IMD data reveals that 347 districts have recorded large poor rainfall while 126 districts have recorded poor rainfall. The IMD classifies precipitation as great excess when it exceeds 60%, excess when it ranges from 20% to 59%, and normal when it is within 19% of the average. Large deficits are classified as a rainfall deficit of -59% to -20%, and severe deficits range from -99% to -60%.

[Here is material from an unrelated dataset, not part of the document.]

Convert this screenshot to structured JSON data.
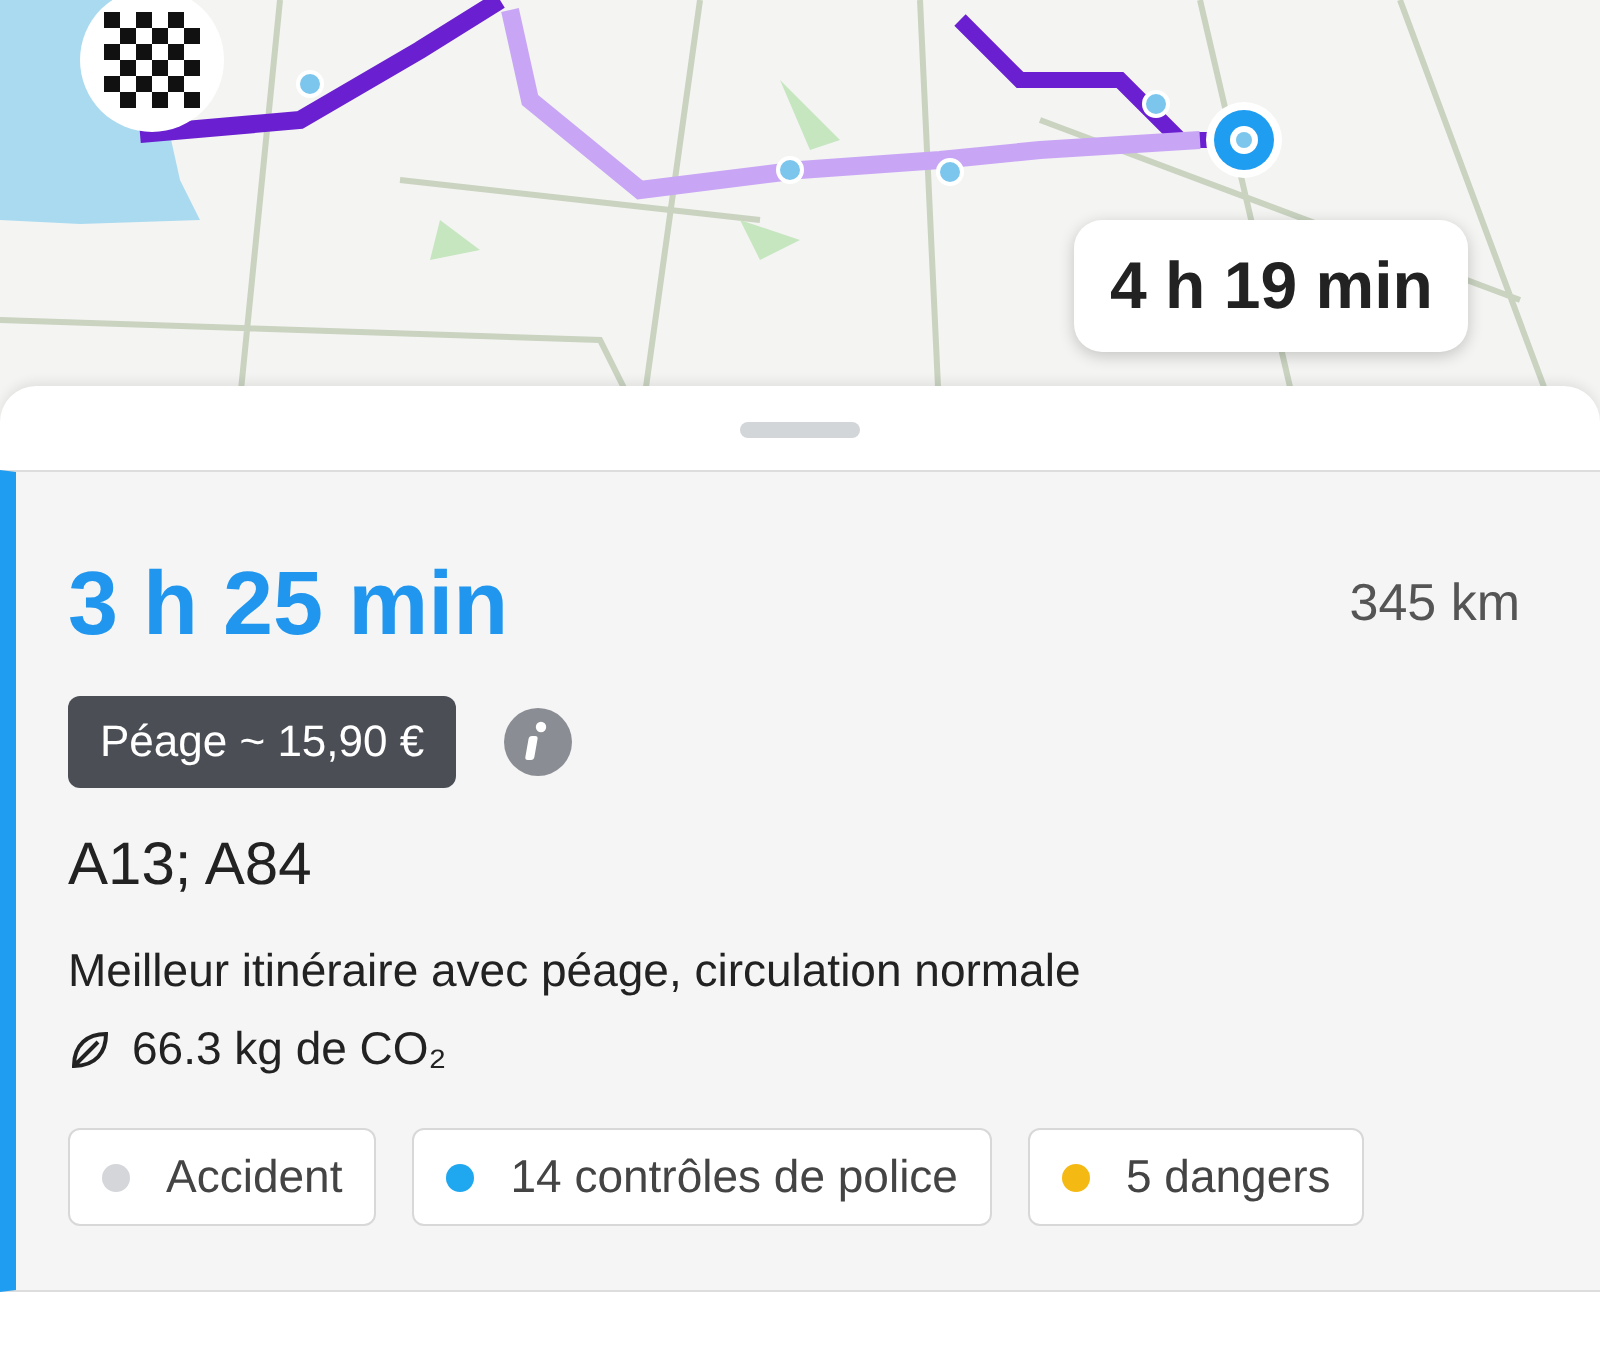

Since the start of the monsoon on June 8, only 85 districts, about 5% of the total, have received normal rainfall based on available data up to June 20. The country has received 61.9mm of rain as of June 21, 33% below the average rainfall for the normal period of 92.8mm from June 1 to June 21. Last year, in June, the country experienced a rainfall deficit of 8% compared to the normal average of 165.3mm.

Rainfall data year-wise

Year Rainfall in mm Deficit in percentage 
2004 158.7 4
2005 143.2 13
2006 141.8 14
2009 85.7 48
2010 138.1 16
2012 117.8 29
2014 95.4 42
2016 147.6 10
2018 155.7 5
2019 113.5 32
2022 152.3 8

Experts suggest that the monsoon may intensify in the next week from June 23 to 29, providing relief for agricultural activities. The southern and eastern regions of India are expected to receive normal rains in June, and rainfall may increase in Kerala, Tamil Nadu, Karnataka, Odisha and Maharashtra.

The IMD is closely monitoring the drought situation and will issue warnings to farmers when necessary. If there is a shortage of rain in June, this year will be added to the list of the worst June months in the last 20 years, along with 2009 and 2014, which were similarly dry.